Preghiamo per la Santa Chiesa di Dio. Perché tu o Signore voglia guidarla in questo tempo di confusione, ricerca e domanda. Perché tu voglia inviarle uomini santi che vivano in mezzo al nostro tempo con la pienezza della loro fede. Perché tu ci voglia donare la concordia, la pazienza vicendevole, la forza portante dell'amore ed il coraggio per la santa stoltezza della fede... Signore pietà!

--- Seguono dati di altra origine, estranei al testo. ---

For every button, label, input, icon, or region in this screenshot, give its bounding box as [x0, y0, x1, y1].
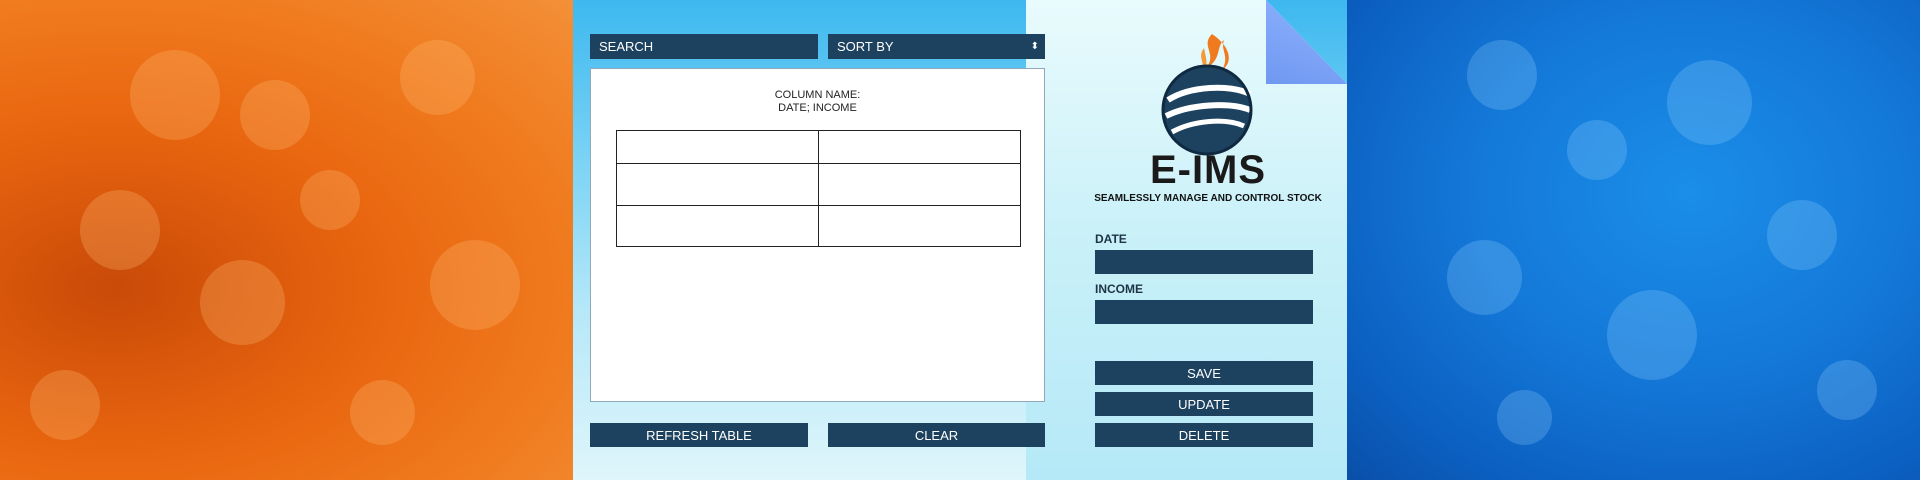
table-row[interactable] — [616, 205, 1021, 247]
column-name-caption-line2: DATE; INCOME — [778, 102, 857, 114]
column-name-caption-line1: COLUMN NAME: — [774, 89, 861, 101]
table-cell[interactable] — [616, 130, 819, 164]
column-name-caption: COLUMN NAME: DATE; INCOME — [591, 89, 1044, 115]
brand-tagline: SEAMLESSLY MANAGE AND CONTROL STOCK — [1094, 193, 1322, 204]
table-cell[interactable] — [818, 205, 1021, 247]
clear-button[interactable]: CLEAR — [828, 423, 1045, 447]
refresh-table-button[interactable]: REFRESH TABLE — [590, 423, 808, 447]
table-cell[interactable] — [818, 163, 1021, 206]
e-ims-logo-icon — [1161, 34, 1253, 156]
table-cell[interactable] — [616, 205, 819, 247]
background-left-orange-bokeh — [0, 0, 573, 480]
sort-by-select[interactable]: SORT BY ⬍ — [828, 34, 1045, 59]
table-row[interactable] — [616, 130, 1021, 164]
background-right-blue-bokeh — [1347, 0, 1920, 480]
data-table-panel: COLUMN NAME: DATE; INCOME — [590, 68, 1045, 402]
delete-button[interactable]: DELETE — [1095, 423, 1313, 447]
select-arrows-icon: ⬍ — [1030, 41, 1039, 52]
income-input[interactable] — [1095, 300, 1313, 324]
data-table — [616, 130, 1021, 247]
table-cell[interactable] — [616, 163, 819, 206]
brand-name: E-IMS — [1149, 148, 1267, 192]
date-label: DATE — [1095, 232, 1127, 246]
table-cell[interactable] — [818, 130, 1021, 164]
income-label: INCOME — [1095, 282, 1143, 296]
sort-by-label: SORT BY — [837, 39, 894, 54]
update-button[interactable]: UPDATE — [1095, 392, 1313, 416]
search-input[interactable]: SEARCH — [590, 34, 818, 59]
date-input[interactable] — [1095, 250, 1313, 274]
table-row[interactable] — [616, 163, 1021, 206]
save-button[interactable]: SAVE — [1095, 361, 1313, 385]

Preghiamo per tutti coloro che sono alla ricerca, per tutti coloro che sono tentati o che sbagliano. Che in mezzo alla fuga seduttrice verso le parole fatte, in mezzo alla dittatura della via più facile, tu o Dio possa essere di aiuto a coloro che cercano, forza a coloro che sono tentati, sostegno nell'inutilità spaventosa che minaccia di opprimere coloro che si trovano consegnati fuori da se stessi; che tu possa essere luce nel dubbio che ci fa vacillare; che tu ti voglia mostrare agli erranti, ai persecutori che forse cercano ancora te in qualche maniera... Signore pietà!

Preghiamo per la pace del mondo, per gli affamati, i perseguitati e gli ammalati. Considera o Signore la miseria orribile e molteplice che tiene prigionieri gli uomini; essi sono tuoi figli, non dimenticarli. Concedi la pace là dove essa manca, perché tu solo la puoi dare in mezzo all'indurimento spaventoso degli uomini. Dai il cibo agli affamati, copri gli ignudi, consola gli afflitti, tu Dio di ogni consolazione. Signore pietà!